Le message collectif des éditeurs de LLM ? La science du modèle n’a jamais été toute leur mission. Le vrai nerf de la guerre, c’est ce qu’on en fait concrètement dans une organisation, et sur ce point, l’analyse de Mistral AI menée précédemment sur IPANEMA montre bien que même les champions français jouent cette carte de la consolidation.
Reste une question qui pique : peut-on vraiment confier son déploiement IA à l’éditeur du modèle lui-même, sans filet ni contre-pouvoir ? Depuis la décision de Donald Trump, en juin, de restreindre l’export des derniers modèles américains pour raisons de sécurité nationale, la question de la souveraineté n’a plus rien de théorique pour un DSI français.
Un bon connaisseur du secteur résume la situation d’une punchline qui vaut son pesant de cacahuètes : le meilleur commercial des solutions françaises comme Mistral, c’est Donald Trump. Ce climat nourrit d’ailleurs un mouvement de fond documenté sur le dossier souveraineté numérique européenne, où la conformité devient un vrai critère de choix stratégique, pas juste une case à cocher.
Il faut dire aussi que l’appétit d’investissement dans l’IA en France ne faiblit pas, comme le montre par exemple l’investissement massif de SoftBank, preuve que le terrain reste hyper disputé, entre géants américains et ambitions françaises.

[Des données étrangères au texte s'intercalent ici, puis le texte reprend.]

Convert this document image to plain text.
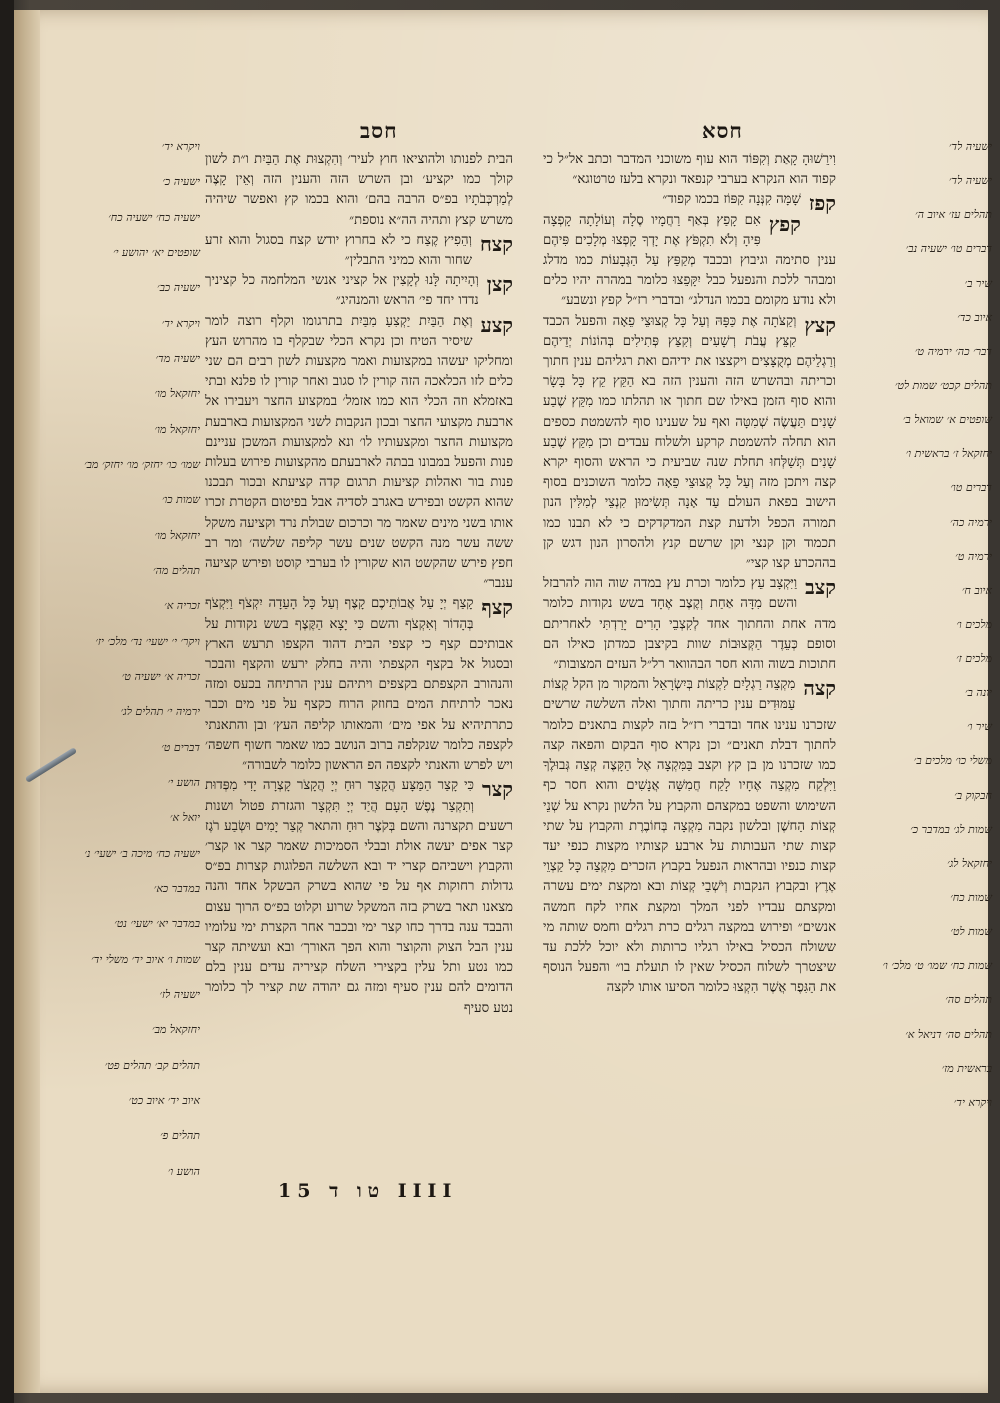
חסא
חסב

וִירֵשׁוּהָ קָאַת וְקִפּוֹד הוא עוף משוכני המדבר וכתב אל״ל כי קפוד הוא הנקרא בערבי קנפאד ונקרא בלעז טרטוגא״

קפז

שָׁמָּה קִנְּנָה קִפּוֹז בכמו קפוד״

קפץ

אִם קָפַץ בְּאַף רַחֲמָיו סֶלָה וְעוֹלָתָה קָפְצָה פִּיהָ וְלֹא תִקְפֹּץ אֶת יָדְךָ קָפְצוּ מְלָכִים פִּיהֶם ענין סתימה וגיבוץ ובכבד מְקַפֵּץ עַל הַגְּבָעוֹת כמו מדלג ומבהר ללכת והנפעל כבל יִקָּפֵצוּ כלומר במהרה יהיו כלים ולא נודע מקומם בכמו הנדלג״ ובדברי רז״ל קפץ ונשבע״

קצץ

וְקַצֹּתָה אֶת כַּפָּהּ וְעַל כָּל קְצוּצֵי פֵאָה והפעל הכבד קִצֵּץ עֲבֹת רְשָׁעִים וְקִצֵּץ פְּתִילִים בְּהוֹנוֹת יְדֵיהֶם וְרַגְלֵיהֶם מְקֻצָּצִים ויקצצו את ידיהם ואת רגליהם ענין חתוך וכריתה ובהשרש הזה והענין הזה בא הַקֵּץ קֵץ כָּל בָּשָׂר והוא סוף הזמן באילו שם חתוך או תהלתו כמו מִקֵּץ שֶׁבַע שָׁנִים תַּעֲשֶׂה שְׁמִטָּה ואף על שענינו סוף להשמטת כספים הוא תחלה להשמטת קרקע ולשלוח עבדים וכן מִקֵּץ שֶׁבַע שָׁנִים תְּשַׁלְּחוּ תחלת שנה שביעית כי הראש והסוף יקרא קצה ויתכן מזה וְעַל כָּל קְצוּצֵי פֵאָה כלומר השוכנים בסוף הישוב בפאת העולם עַד אָנָה תְּשִׂימוּן קִנְצֵי לְמִלִּין הנון תמורה הכפל ולדעת קצת המדקדקים כי לא תבנו כמו תכמוד וקן קנצי וקן שרשם קנץ ולהסרון הנון דגש קן בההכרע קצו קצי״

קצב

וַיִּקְצָב עֵץ כלומר וכרת עץ במדה שוה הוה להרבזל והשם מִדָּה אַחַת וְקֶצֶב אֶחָד בשש נקודות כלומר מדה אחת והחתוך אחד לְקִצְבֵי הָרִים יָרַדְתִּי לאחריתם וסופם כְּעֵדֶר הַקְּצוּבוֹת שוות בקיצבן כמדתן כאילו הם חתוכות בשוה והוא חסר הבהוואר רל״ל העזים המצובות״

קצה

מִקְצֵה רַגְלָיִם לִקְצוֹת בְּיִשְׂרָאֵל והמקור מן הקל קְצוֹת עַמּוּדִים ענין כריתה וחתוך ואלה השלשה שרשים שזכרנו ענינו אחד ובדברי רז״ל בזה לקצות בתאנים כלומר לחתוך דבלת תאנים״ וכן נקרא סוף הבקום והפאה קצה כמו שזכרנו מן בן קץ וקצב בַּמִּקְצָה אֶל הַקָּצֶה קְצֵה גְּבוּלֶךָ וַיִּלְקַח מִקְצֵה אֶחָיו לָקַח חֲמִשָּׁה אֲנָשִׁים והוא חסר כף השימוש והשפט במקצהם והקבוץ על הלשון נקרא על שְׁנֵי קְצוֹת הַחשֶׁן ובלשון נקבה מִקְצָה בְּחוֹבֶרֶת והקבוץ על שתי קצות שתי העבותות על ארבע קצותיו מקצות כנפי יעד קצות כנפיו ובהראות הנפעל בקבוץ הזכרים מִקְצֵה כָּל קַצְוֵי אֶרֶץ ובקבוץ הנקבות וְיֹשְׁבֵי קְצוֹת ובא ומקצת ימים עשרה ומקצתם עבדיו לפני המלך ומקצת אחיו לקח חמשה אנשים״ ופירוש במקצה רגלים כרת רגלים וחמס שותה מי ששולח הכסיל באילו רגליו כרותות ולא יוכל ללכת עד שיצטרך לשלוח הכסיל שאין לו תועלת בו״ והפעל הנוסף את הַגִּפֶר אֲשֶׁר הִקְצוּ כלומר הסיעו אותו לקצה

הבית לפנותו ולהוציאו חוץ לעיר׳ וְהִקְצוּת אֶת הַבַּיִת ו״ת לשון קולך כמו יקציע׳ ובן השרש הזה והענין הזה וְאֵין קָצֶה לְמַרְכְּבֹתָיו בפ״ס הרבה בהם׳ והוא בכמו קץ ואפשר שיהיה משרש קצץ ותהיה הה״א נוספת״

קצח

וְהֵפִיץ קֶצַח כי לא בחרוץ יודש קצח בסגול והוא זרע שחור והוא כמיני התבלין״

קצן

וְהָיִיתָה לָּנוּ לְקָצִין אל קציני אנשי המלחמה כל קציניך נדדו יחד פי׳ הראש והמנהיג״

קצע

וְאֶת הַבַּיִת יַקְצִעַ מִבַּיִת בתרגומו וקלף רוצה לומר שיסיר הטיח וכן נקרא הכלי שבקלף בו מהרוש העץ ומחליקו יעשהו במקצועות ואמר מקצעות לשון רבים הם שני כלים לזו הכלאכה הזה קורין לו סגוב ואחר קורין לו פלנא ובתי באזמלא וזה הכלי הוא כמו אזמל׳ במקצוע החצר ויעבירו אל ארבעת מקצועי החצר ובכון הנקבות לשני המקצועות בארבעת מקצועות החצר ומקצעותיו לו׳ ונא למקצועות המשכן עניינם פנות והפעל במבונו בבתה לארבעתם מהקצועות פירוש בעלות פנות בור ואהלות קציעות תרגום קדה קציעתא ובכור תבכנו שהוא הקשט ובפירש באגרב לסדיה אבל בפיטום הקטרת זכרו אותו בשני מינים שאמר מר וכרכום שבולת נרד וקציעה משקל ששה עשר מנה הקשט שנים עשר קליפה שלשה׳ ומר רב חפץ פירש שהקשט הוא שקורין לו בערבי קוסט ופירש קציעה ענבר״

קצף

קָצַף יְיָ עַל אֲבוֹתֵיכֶם קָצֶף וְעַל כָּל הָעֵדָה יִקְצֹף וַיִּקְצֹף בְּהָדוֹר וְאִקְצֹף והשם כִּי יָצָא הַקֶּצֶף בשש נקודות על אבותיכם קצף כי קצפי הבית דהוד הקצפו תרעש הארץ ובסגול אל בקצף הקצפתי והיה בחלק ירעש והקצף והבכר והנהורב הקצפתם בקצפים ויתיהם ענין הרתיחה בכעס ומזה נאכר לרתיחת המים בחוזק הרוח כקצף על פני מים וכבר כתרתיהיא על אפי מים׳ והמאותו קליפה העץ׳ ובן והתאנתי לקצפה כלומר שנקלפה ברוב הנושב כמו שאמר חשוף חשפה׳ ויש לפרש והאנתי לקצפה הפ הראשון כלומר לשבורה״

קצר

כִּי קָצַר הַמַּצָּע הֲקָצַר רוּחַ יְיָ הֲקָצֹר קָצְרָה יָדִי מִפְּדוּת וְתִקְצַר נֶפֶשׁ הָעָם הֲיַד יְיָ תִּקְצָר והגזרת פטול ושנות רשעים תקצרנה והשם בְּקֹצֶר רוּחַ והתאר קְצַר יָמִים וּשְׂבַע רֹגֶז קצר אפים יעשה אולת ובבלי הסמיכות שאמר קצר או קצר׳ והקבוץ וישביהם קצרי יד ובא השלשה הפלוגות קצרות בפ״ס גדולות רחוקות אף על פי שהוא בשרק הבשקל אחד והנה מצאנו תאר בשרק בזה המשקל שרוע וקלוט בפ״ס הרוך עצום והבבד ענה בדרך כחו קצר ימי ובכבר אחר הקצרת ימי עלומיו ענין הבל הצוק והקוצר והוא הפך האורך׳ ובא ועשיתה קצר כמו נטע ותל עלין בקצירי השלח קציריה עדים ענין בלם הדומים להם ענין סעיף ומזה גם יהודה שת קציר לך כלומר נטע סעיף

ישעיה לד׳
ישעיה לד׳
תהלים עז׳ איוב ה׳
דברים טו׳ ישעיה נב׳
שיר ב׳
איוב כד׳
דבר׳ כה׳ ירמיה ט׳
תהלים קכט׳ שמות לט׳
שופטים א׳ שמואל ב׳
יחזקאל ז׳ בראשית ו׳
דברים טו׳
ירמיה כה׳
ירמיה ט׳
איוב ח׳
מלכים ו׳
מלכים ז׳
יונה ב׳
שיר ו׳
משלי כו׳ מלכים ב׳
חבקוק ב׳
שמות לג׳ במדבר כ׳
יחזקאל לג׳
שמות כח׳
שמות לט׳
שמות כח׳ שמו׳ ט׳ מלכ׳ ו׳
תהלים סה׳
תהלים סה׳ דניאל א׳
בראשית מז׳
ויקרא יד׳
ויקרא יד׳
ישעיה כ׳
ישעיה כח׳ ישעיה כח׳
שופטים יא׳ יהושע י׳
ישעיה כב׳
ויקרא יד׳
ישעיה מד׳
יחזקאל מו׳
יחזקאל מו׳
שמו׳ כו׳ יחזק׳ מו׳ יחזק׳ מב׳
שמות כו׳
יחזקאל מו׳
תהלים מה׳
זכריה א׳
ויקר׳ י׳ ישעי׳ נד׳ מלכ׳ יז׳
זכריה א׳ ישעיה ט׳
ירמיה י׳ תהלים לג׳
דברים ט׳
הושע י׳
יואל א׳
ישעיה כח׳ מיכה ב׳ ישעי׳ נ׳
במדבר כא׳
במדבר יא׳ ישעי׳ נט׳
שמות ו׳ איוב יד׳ משלי יד׳
ישעיה לז׳
יחזקאל מב׳
תהלים קב׳ תהלים פט׳
איוב יד׳ איוב כט׳
תהלים פ׳
הושע ו׳
טו ד 15 IIII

Une clarification plus qu'une menace.
Alors, faut-il paniquer côté ESN françaises ? Pas forcément. L’arrivée d’OpenAI Deployment Company ressemble moins à un tsunami qu’à une clarification du marché. Ceux qui apportaient déjà une vraie valeur d’usage (connaissance du cadre réglementaire européen, hébergement local, compréhension fine des métiers) ne perdent rien de leur avantage. Ceux qui se contentaient de faire l’intermédiaire entre le client et l’API, en revanche, ont du souci à se faire.
L’IA n’a jamais été magique. Elle a toujours eu besoin de bras, de méthode, et d’un minimum de bon sens métier pour produire de la valeur réelle. Que ce constat vienne aujourd’hui d’OpenAI lui-même, plutôt que d’un cabinet de conseil traditionnel, ne change rien à l’équation, ça change juste qui encaisse le chèque.